The iterative control unit includes iterative end determination means for determining the end of the filtering process,
The iteration end determination means calculates a coherence filter coefficient for each frequency component for each iteration of the filtering process, and when a representative value of the distribution of the coherence filter coefficient satisfies the iteration termination condition, the iteration end determination means A signal processing device, characterized in that it is determined that the processing has ended.
3. The apparatus according to claim 2, wherein the representative value is an average value of the coherence filter coefficient, and the iteration end determining unit performs the filtering process at the iteration times when the average value is changed from increasing to decreasing. A signal processing device characterized in that it is determined to be terminated.
4. The apparatus according to claim 3, wherein the iterative end determination means compares the average value obtained at a certain iteration number with the average value obtained at the iteration number one time before the iteration number, and compares the average value. A signal processing device that determines whether or not the filter processing can be ended based on the result of the above.
4. The signal processing apparatus according to claim 3, wherein the iterative end determination means determines whether or not the filter processing can be ended based on a slope of change in the average value.

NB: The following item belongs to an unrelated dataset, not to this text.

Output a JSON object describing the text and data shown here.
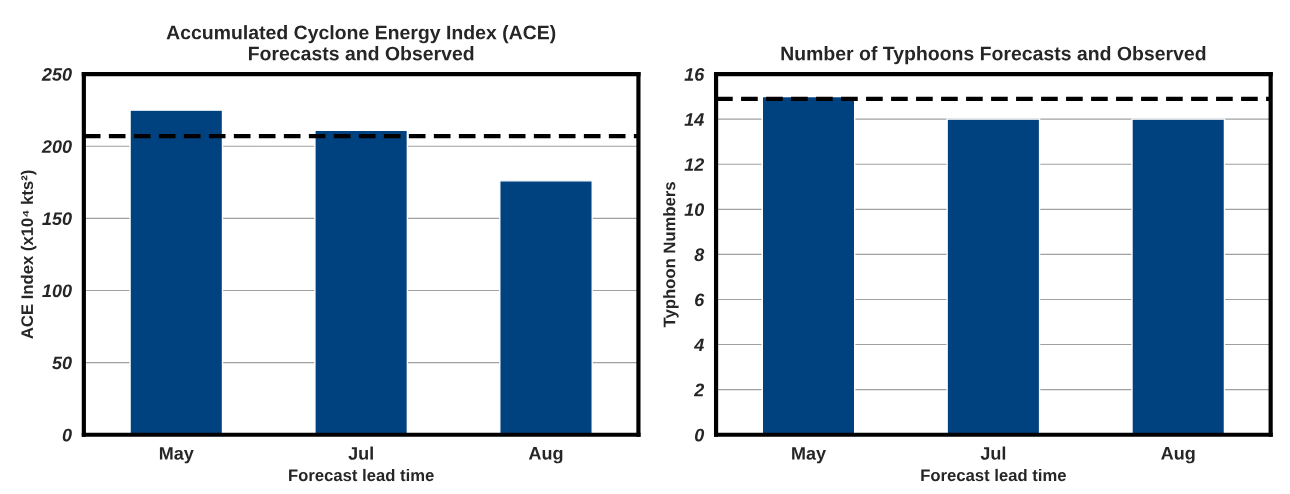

In a signal processing method for suppressing a noise component included in an input audio signal by coherence filter processing, the method includes:
Performing the coherence filter process;
A signal processing method comprising: an iterative coherence filter processing step for performing coherence filter processing again on the signal subjected to the coherence filter processing, and repeating the coherence filter processing until an iteration end condition is satisfied.
In a non-transitory computer-readable medium in which a signal processing program that causes a computer to function as a signal processing device that suppresses noise components included in an input audio signal by coherence filtering is stored, the program includes:
Performing the coherence filtering on the input audio signal;
A non-transitory computer readable medium characterized by performing coherence filtering on the coherence filtered signal again and repeating the coherence filtering until a repetition termination condition is satisfied.